The health of the family is a better barometer of things to come in our political and economic world than we care to admit. The malcontents and assassins and militants who will do so much to harm society tomorrow are already aflame in the overheated family furnaces of today. It could be said of our increasing social interdependency that never have so few been able to hurt so many so much.
Just as a giant solar flare reaching skyward from our sun ends up causing stormy weather on the earth, today’s failure – or success – in an obscure family thousands of miles away may touch us later far more than we know.
Society should focus anew on the headwaters – the family – where values can be taught, lived, experienced, and perpetuated. Otherwise…we will witness even more widespread flooding downstream, featuring more corruption and violence.
Why should it surprise us, by the way, that life’s most demanding tests as well as the most significant opportunities for growth in life usually occur within marriage and the family? How can revolving door relationships, by contrast, be as real a test of our capacity to love? Is being courteous, one time, to the stranger on the bus as difficult as being courteous to a family member who is competing for the bathroom morning after morning?

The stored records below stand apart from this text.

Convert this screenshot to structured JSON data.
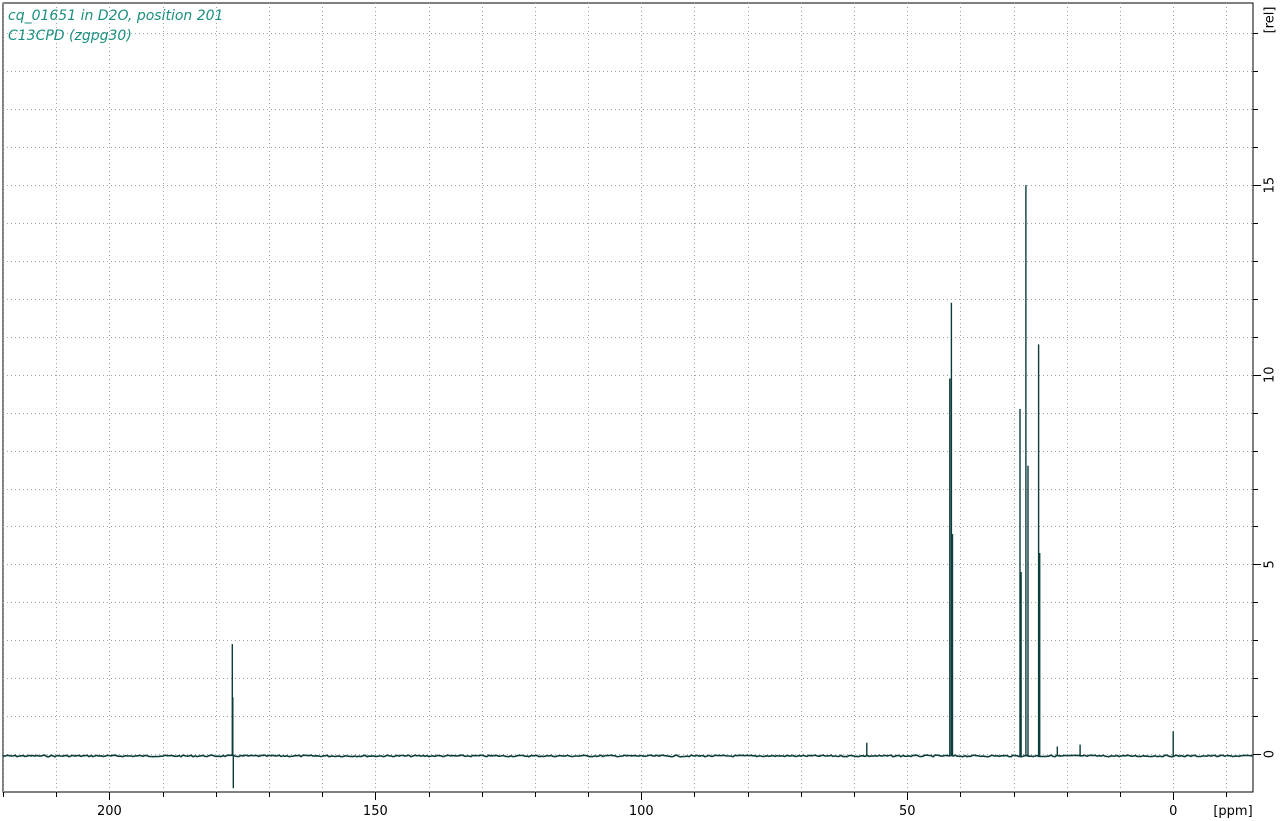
{
  "header": {
    "line1": "cq_01651 in D2O, position 201",
    "line2": "C13CPD (zgpg30)"
  },
  "colors": {
    "spectrum": "#0b3d3a",
    "title": "#1a8f7f",
    "grid": "#a0a0a0",
    "axis": "#000000"
  },
  "chart_data": {
    "type": "line",
    "title": "",
    "xlabel": "[ppm]",
    "ylabel": "[rel]",
    "x_reversed": true,
    "xlim": [
      -15.0,
      220.0
    ],
    "ylim": [
      -1.0,
      19.8
    ],
    "x_major_ticks": [
      200,
      150,
      100,
      50,
      0
    ],
    "x_minor_step": 10,
    "y_major_ticks": [
      0,
      5,
      10,
      15
    ],
    "y_minor_step": 1,
    "grid": true,
    "baseline": -0.05,
    "peaks": [
      {
        "x": 176.9,
        "y": 2.9,
        "type": "up"
      },
      {
        "x": 176.8,
        "y": 1.5,
        "type": "up"
      },
      {
        "x": 176.7,
        "y": -0.9,
        "type": "down"
      },
      {
        "x": 57.6,
        "y": 0.3,
        "type": "up"
      },
      {
        "x": 42.0,
        "y": 9.9,
        "type": "up"
      },
      {
        "x": 41.7,
        "y": 11.9,
        "type": "up"
      },
      {
        "x": 41.5,
        "y": 5.8,
        "type": "up"
      },
      {
        "x": 28.8,
        "y": 9.1,
        "type": "up"
      },
      {
        "x": 28.6,
        "y": 4.8,
        "type": "up"
      },
      {
        "x": 27.7,
        "y": 15.0,
        "type": "up"
      },
      {
        "x": 27.3,
        "y": 7.6,
        "type": "up"
      },
      {
        "x": 25.3,
        "y": 10.8,
        "type": "up"
      },
      {
        "x": 25.1,
        "y": 5.3,
        "type": "up"
      },
      {
        "x": 21.8,
        "y": 0.2,
        "type": "up"
      },
      {
        "x": 17.5,
        "y": 0.25,
        "type": "up"
      },
      {
        "x": 0.0,
        "y": 0.6,
        "type": "up"
      }
    ]
  }
}
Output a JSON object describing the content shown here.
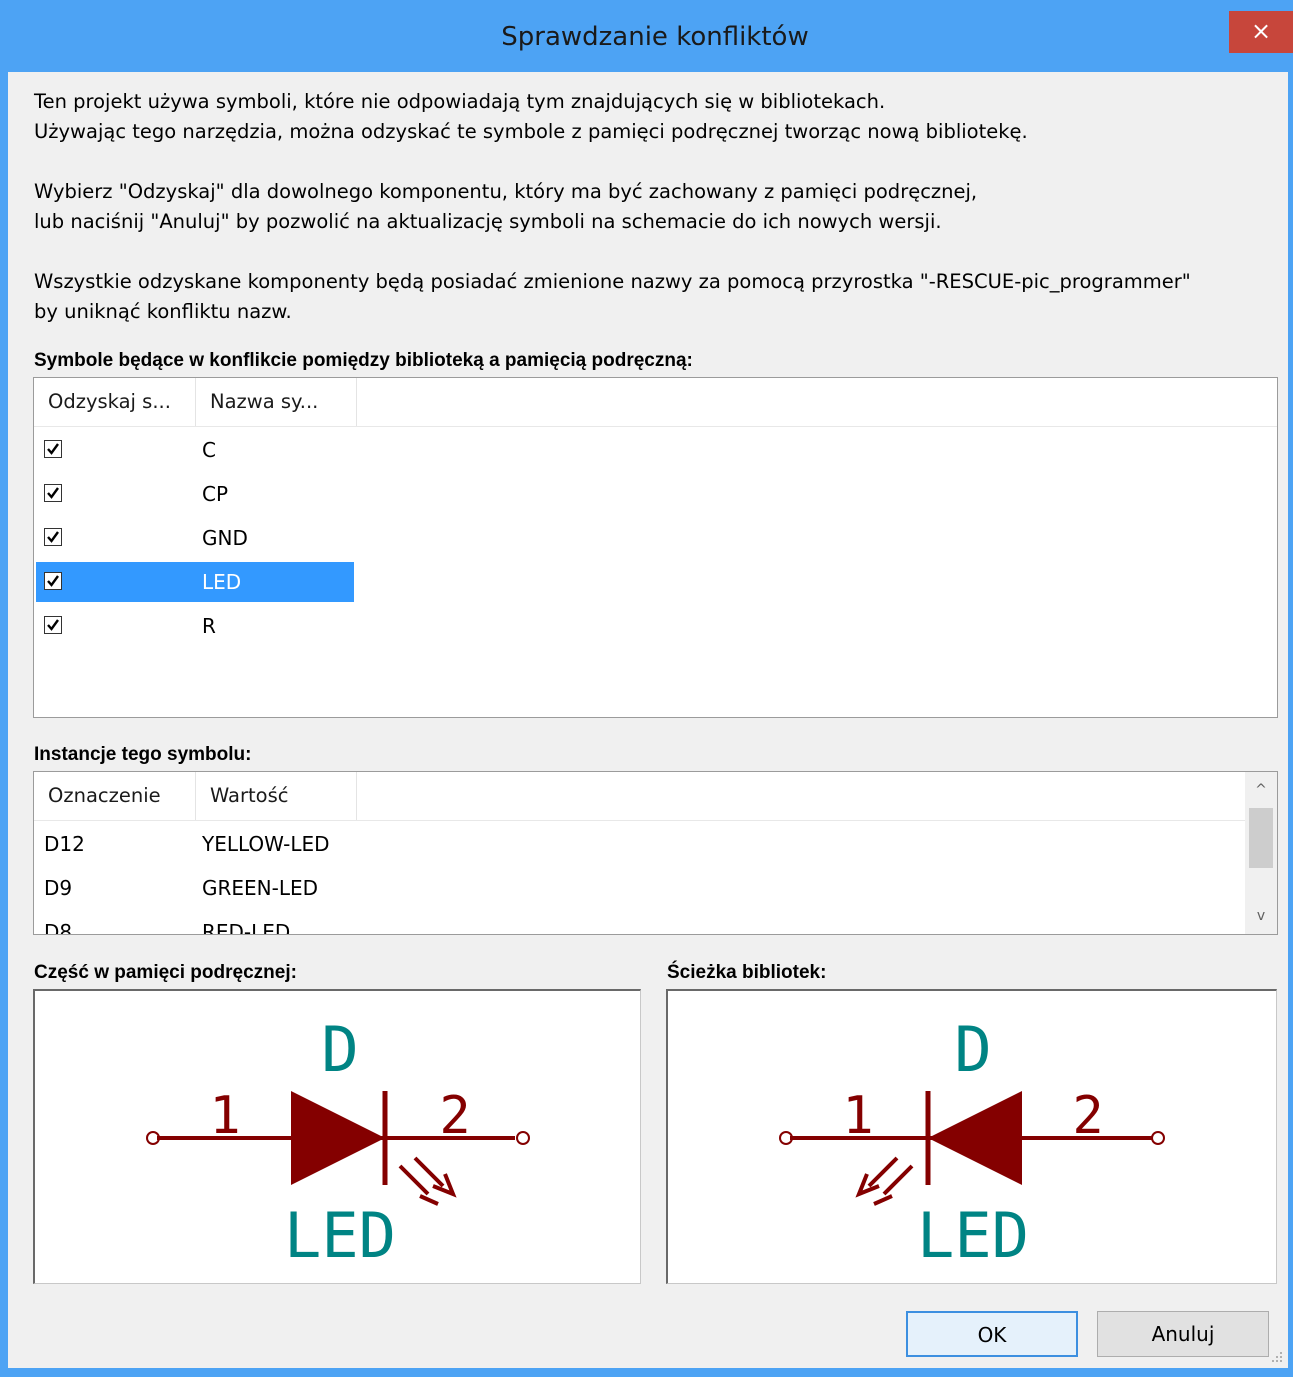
{
  "window": {
    "title": "Sprawdzanie konfliktów",
    "close_glyph": "×"
  },
  "description": {
    "line1": "Ten projekt używa symboli, które nie odpowiadają tym znajdujących się w bibliotekach.",
    "line2": "Używając tego narzędzia, można odzyskać te symbole z pamięci podręcznej tworząc nową bibliotekę.",
    "line3": "Wybierz \"Odzyskaj\" dla dowolnego komponentu, który ma być zachowany z pamięci podręcznej,",
    "line4": "lub naciśnij \"Anuluj\" by pozwolić na aktualizację symboli na schemacie do ich nowych wersji.",
    "line5": "Wszystkie odzyskane komponenty będą posiadać zmienione nazwy za pomocą przyrostka \"-RESCUE-pic_programmer\"",
    "line6": "by uniknąć konfliktu nazw."
  },
  "conflicts": {
    "label": "Symbole będące w konflikcie pomiędzy biblioteką a pamięcią podręczną:",
    "columns": [
      "Odzyskaj s...",
      "Nazwa sy..."
    ],
    "rows": [
      {
        "rescue": true,
        "name": "C",
        "selected": false
      },
      {
        "rescue": true,
        "name": "CP",
        "selected": false
      },
      {
        "rescue": true,
        "name": "GND",
        "selected": false
      },
      {
        "rescue": true,
        "name": "LED",
        "selected": true
      },
      {
        "rescue": true,
        "name": "R",
        "selected": false
      }
    ]
  },
  "instances": {
    "label": "Instancje tego symbolu:",
    "columns": [
      "Oznaczenie",
      "Wartość"
    ],
    "rows": [
      {
        "ref": "D12",
        "value": "YELLOW-LED"
      },
      {
        "ref": "D9",
        "value": "GREEN-LED"
      },
      {
        "ref": "D8",
        "value": "RED-LED"
      }
    ],
    "scroll_up_glyph": "^",
    "scroll_down_glyph": "v"
  },
  "cache_preview": {
    "label": "Część w pamięci podręcznej:",
    "ref": "D",
    "value": "LED",
    "pin1": "1",
    "pin2": "2"
  },
  "library_preview": {
    "label": "Ścieżka bibliotek:",
    "ref": "D",
    "value": "LED",
    "pin1": "1",
    "pin2": "2"
  },
  "buttons": {
    "ok": "OK",
    "cancel": "Anuluj"
  },
  "colors": {
    "title_bar": "#4da3f4",
    "selection": "#3399ff",
    "symbol_body": "#840000",
    "symbol_text": "#008484"
  }
}
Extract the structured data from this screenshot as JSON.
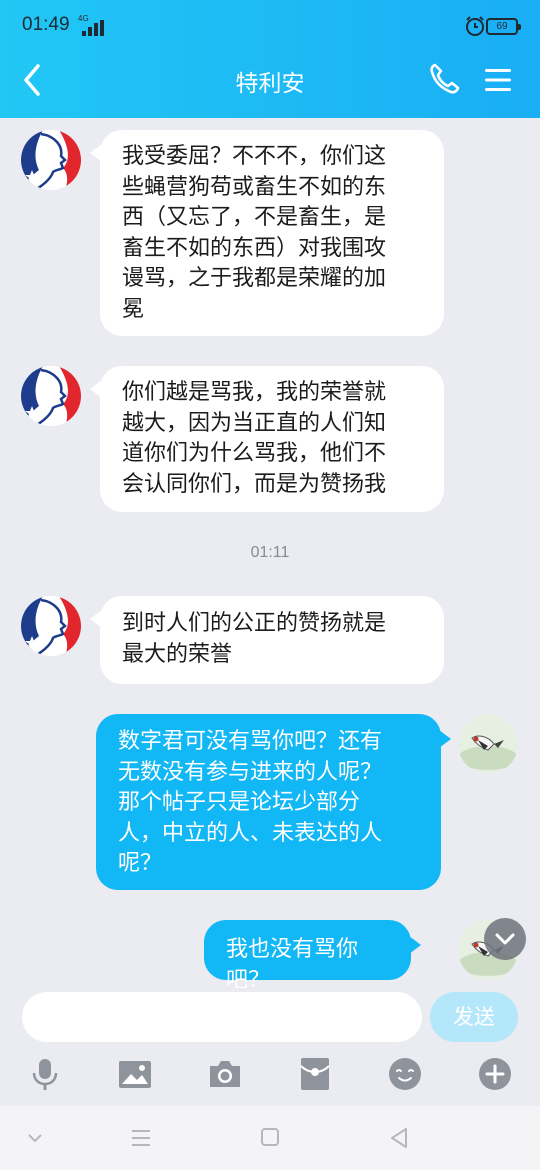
{
  "status": {
    "time": "01:49",
    "network": "4G",
    "battery": "69"
  },
  "header": {
    "title": "特利安"
  },
  "messages": [
    {
      "side": "in",
      "lines": [
        "我受委屈？不不不，你们这",
        "些蝇营狗苟或畜生不如的东",
        "西（又忘了，不是畜生，是",
        "畜生不如的东西）对我围攻",
        "谩骂，之于我都是荣耀的加",
        "冕"
      ]
    },
    {
      "side": "in",
      "lines": [
        "你们越是骂我，我的荣誉就",
        "越大，因为当正直的人们知",
        "道你们为什么骂我，他们不",
        "会认同你们，而是为赞扬我"
      ]
    },
    {
      "side": "in",
      "lines": [
        "到时人们的公正的赞扬就是",
        "最大的荣誉"
      ]
    },
    {
      "side": "out",
      "lines": [
        "数字君可没有骂你吧？还有",
        "无数没有参与进来的人呢？",
        "那个帖子只是论坛少部分",
        "人，中立的人、未表达的人",
        "呢？"
      ]
    },
    {
      "side": "out",
      "lines": [
        "我也没有骂你吧？"
      ]
    }
  ],
  "timestamp": "01:11",
  "input": {
    "placeholder": "",
    "value": "",
    "send_label": "发送"
  },
  "toolbar": [
    "microphone-icon",
    "image-icon",
    "camera-icon",
    "red-packet-icon",
    "emoji-icon",
    "plus-icon"
  ],
  "colors": {
    "header": "#1aaef5",
    "outgoing_bubble": "#12b7f5",
    "incoming_bubble": "#ffffff",
    "background": "#ebebf2",
    "send_button": "#b5e7fb"
  }
}
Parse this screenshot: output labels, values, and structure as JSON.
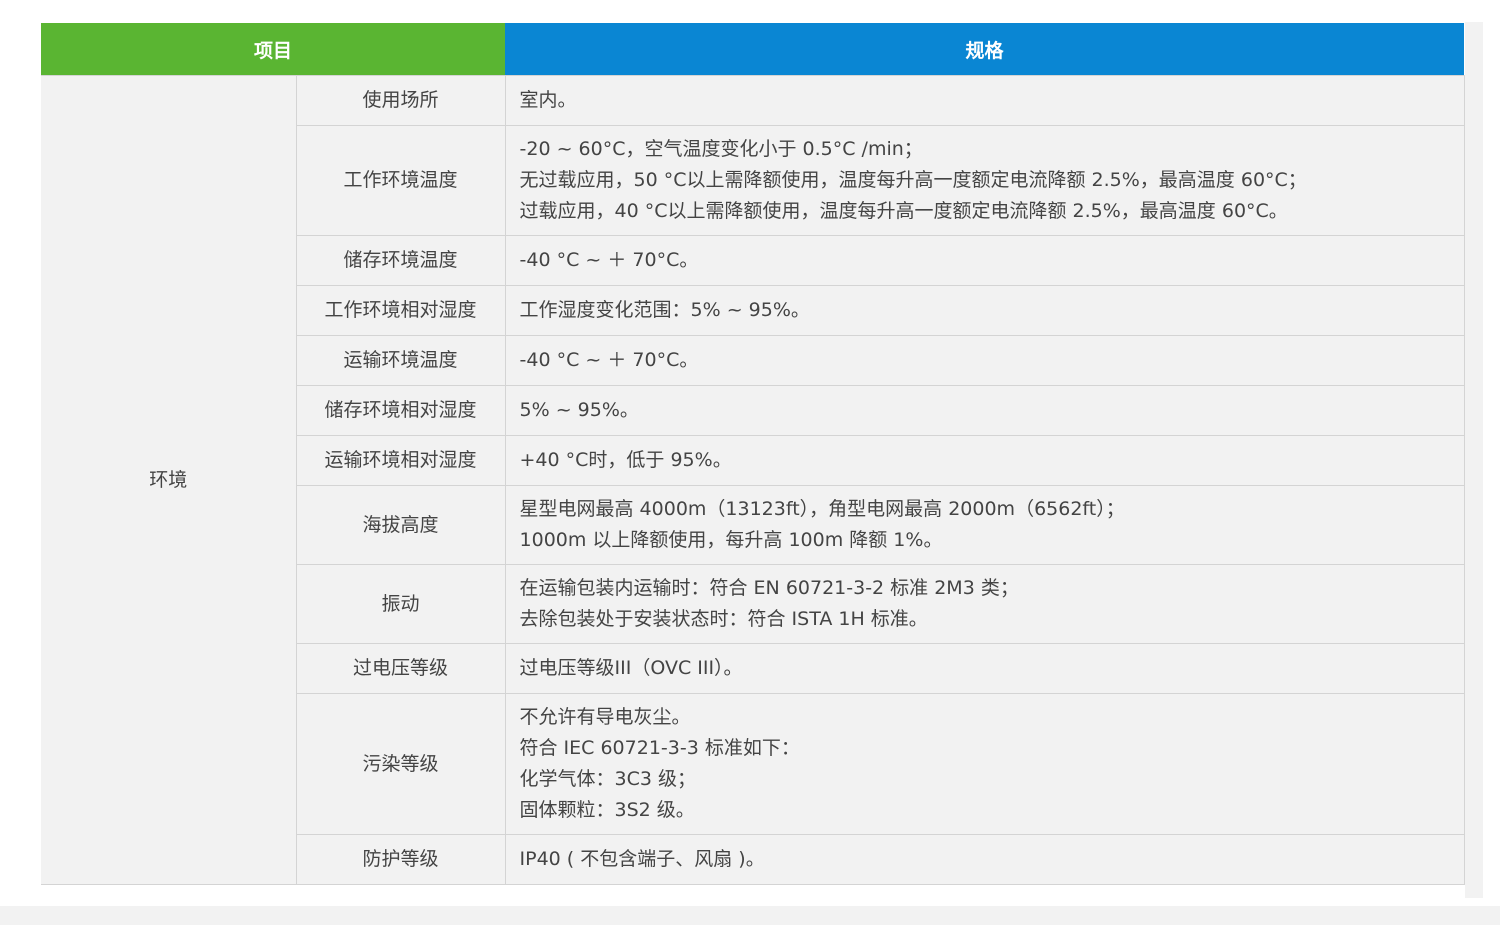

Does fleeting disappointment with a fellow office worker compare to the betrayal of a spouse? Does a raise in pay even approach the lift we receive from rich family life?
As with all of the eternal virtues, the family garden is the best place in which to grow and nurture the capacity for long-suffering. Daily family life is filled with opportunities to extend love and mercy.
Sickness of spirit in a family is carried to the office or classroom just as surely as the flu.
Someday a real history can be written that will tell us how many misshapen mortals came from home fatally flawed and who then made the whole human family an enlarged before and on which they acted out the drama of that original deficiency.
The flame of family can warm us and at the same time be a perpetual pilot light to rekindle us.
In a world filled with much laboring and striving in parliaments, congresses, agencies, and corporate offices, God’s extraordinary work is most often done by ordinary people in the seeming obscurity of a home and family.
I am grateful for the reminder today to refocus my efforts on the family, both mine and others. Having come from a family that wasn’t always peaceful or safe, I am committed to helping families thrive and become forces for good in this world.